No estaba preparada para lo que cobró forma ante ella. En la pared de piedra caliza de la cueva se veía el perfil de una cabeza de caballo, labrado tan profundamente en la piedra que parecía sobresalir, y tan realista que daba la impresión de ser un animal vivo. Estaba realizado a una escala mayor que el tamaño natural, o bien era un dibujo de un animal mucho mayor de los que ella había visto, pero conocía bien a los caballos, y las proporciones eran perfectas. La forma del hocico, el ojo, la oreja, la nariz con el ollar abierto, la curva de la boca y la quijada, todo era exactamente como en la vida real. Y a la luz vacilante de las antorchas, parecía moverse, respirar.

Ayla dejó escapar el aire en una especie de sollozo; sin darse cuenta, había contenido la respiración.

—Es un caballo perfecto, aunque sea sólo la cabeza —exclamó Ayla.

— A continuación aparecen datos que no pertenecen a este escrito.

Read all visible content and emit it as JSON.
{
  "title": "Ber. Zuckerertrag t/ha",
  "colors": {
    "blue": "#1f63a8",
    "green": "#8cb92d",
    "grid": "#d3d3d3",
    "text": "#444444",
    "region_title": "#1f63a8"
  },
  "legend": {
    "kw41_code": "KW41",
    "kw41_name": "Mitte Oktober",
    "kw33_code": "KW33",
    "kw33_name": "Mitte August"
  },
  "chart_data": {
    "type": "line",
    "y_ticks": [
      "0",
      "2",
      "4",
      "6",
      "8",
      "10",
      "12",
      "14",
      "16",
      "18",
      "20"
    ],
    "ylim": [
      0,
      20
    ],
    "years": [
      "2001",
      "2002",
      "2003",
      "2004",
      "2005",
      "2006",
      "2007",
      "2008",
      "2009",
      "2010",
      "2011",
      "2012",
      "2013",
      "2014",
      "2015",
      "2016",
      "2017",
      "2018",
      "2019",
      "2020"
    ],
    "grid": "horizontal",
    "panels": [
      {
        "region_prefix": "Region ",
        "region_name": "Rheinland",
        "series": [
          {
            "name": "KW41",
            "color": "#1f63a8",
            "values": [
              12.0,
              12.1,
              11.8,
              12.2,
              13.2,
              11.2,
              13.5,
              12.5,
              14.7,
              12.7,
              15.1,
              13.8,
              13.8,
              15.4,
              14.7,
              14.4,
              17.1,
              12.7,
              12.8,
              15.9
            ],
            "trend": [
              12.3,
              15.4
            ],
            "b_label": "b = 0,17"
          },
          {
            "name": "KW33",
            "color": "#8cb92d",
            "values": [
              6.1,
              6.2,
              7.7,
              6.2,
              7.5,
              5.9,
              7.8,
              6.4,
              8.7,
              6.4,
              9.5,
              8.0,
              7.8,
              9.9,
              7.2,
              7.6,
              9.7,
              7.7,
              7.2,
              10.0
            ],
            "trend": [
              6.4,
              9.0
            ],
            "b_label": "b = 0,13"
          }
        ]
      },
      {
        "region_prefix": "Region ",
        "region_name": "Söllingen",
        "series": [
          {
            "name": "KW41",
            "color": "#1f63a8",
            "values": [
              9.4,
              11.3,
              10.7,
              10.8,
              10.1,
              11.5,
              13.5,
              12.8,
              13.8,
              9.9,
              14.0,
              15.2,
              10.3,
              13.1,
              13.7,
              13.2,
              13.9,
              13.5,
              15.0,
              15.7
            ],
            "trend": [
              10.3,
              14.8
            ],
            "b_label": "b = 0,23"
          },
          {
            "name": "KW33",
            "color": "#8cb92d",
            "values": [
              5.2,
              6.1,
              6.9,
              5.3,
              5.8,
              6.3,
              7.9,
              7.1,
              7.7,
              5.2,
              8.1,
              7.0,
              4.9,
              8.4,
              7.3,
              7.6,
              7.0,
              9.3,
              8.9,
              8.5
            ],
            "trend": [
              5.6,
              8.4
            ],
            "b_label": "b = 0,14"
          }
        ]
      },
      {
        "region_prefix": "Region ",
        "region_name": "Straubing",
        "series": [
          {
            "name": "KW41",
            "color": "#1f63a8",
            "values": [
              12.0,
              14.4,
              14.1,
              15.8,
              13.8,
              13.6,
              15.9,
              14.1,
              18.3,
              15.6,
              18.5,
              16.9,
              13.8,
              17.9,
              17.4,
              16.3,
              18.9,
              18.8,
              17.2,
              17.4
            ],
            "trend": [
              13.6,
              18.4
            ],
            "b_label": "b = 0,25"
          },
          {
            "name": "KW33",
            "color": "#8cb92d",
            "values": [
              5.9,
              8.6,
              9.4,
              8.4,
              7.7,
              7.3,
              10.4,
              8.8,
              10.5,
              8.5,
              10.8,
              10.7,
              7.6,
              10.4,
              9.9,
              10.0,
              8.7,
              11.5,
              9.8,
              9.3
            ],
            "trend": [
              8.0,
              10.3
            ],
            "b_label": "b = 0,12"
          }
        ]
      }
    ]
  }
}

—Por eso la Séptima Caverna se llama Roca de la Cabeza de Caballo —explicó el anciano, situado justo detrás de ella.

Ayla fijó la mirada en la imagen con una sensación de reverencia y asombro, y alargó el brazo para tocar la piedra, sin plantearse siquiera si debía hacerlo. Se sentía atraída por ella. Rozó la quijada, justo allí donde habría acariciado a un caballo vivo, y al cabo de un momento la fría piedra pareció calentarse como si desease estar viva y desprenderse de la pared. Ayla apartó la mano y luego volvió a apoyarla. Aunque la superficie de la roca conservaba aún parte del calor, enseguida volvió a enfriarse, y Ayla cayó en la cuenta de que la Primera había seguido tarareando mientras ella tocaba la piedra, pero se había interrumpido en cuanto retiró la mano.

—¿Quién es el autor? —preguntó Ayla.

—Nadie lo sabe —contestó la Primera. Había entrado después del Zelandoni de la Séptima Caverna—. Es de hace tanto tiempo que nadie se acuerda. Algún Antiguo, claro, pero no hay leyenda ni historia que nos lo aclare.

—Quizá el mismo tallista autor de la Madre del Hogar del Patriarca —aventuró la Zelandoni de la Segunda Caverna.

—¿Qué te lleva a pensar eso? —preguntó el anciano—. Son imágenes muy distintas. Una es de una mujer con un cuerno de bisonte en la mano, la otra es la cabeza de un caballo.

—He estudiado los dos dibujos. Se advierten similitudes en la técnica —contestó ella—. Fíjate en el trazo cuidadoso de la nariz y la boca, y la forma de la quijada de este caballo. Cuando vayas allí, observa las caderas de la Madre, el contorno del vientre. He visto mujeres con ese aspecto, especialmente entre aquellas que han tenido hijos. Como este caballo, el dibujo de la mujer que representa a Doni en la cueva del Hogar del Patriarca es muy fiel a la realidad.

—Eres muy observadora —dijo La Que Era la Primera—. Cuando vayamos al Hogar del Patriarca, haremos lo que propones, y nos fijaremos bien. —Contemplaron el caballo en silencio durante un rato. Por fin la Primera anunció—: Debemos irnos. Aquí dentro hay más cosas, pero ya las veremos en otro momento. Quería que Ayla viera la Cabeza de Caballo antes de empezar con las visitas y demás.

—Me alegro de que me hayas traído —dijo Ayla—. No sabía que los dibujos tallados en piedra podían parecer tan reales.

Capítulo 3

—¡Ya estáis aquí! —exclamó Kimeran, levantándose de un asiento de piedra en la repisa que sobresalía ante el refugio de la Séptima Caverna para saludar a Ayla y Jondalar, que acababan de subir por el sendero. Los seguía Lobo, y Jonayla, despierta, iba apoyada en la cadera de Ayla—. Nos constaba que habíais llegado, pero nadie sabía dónde estabais.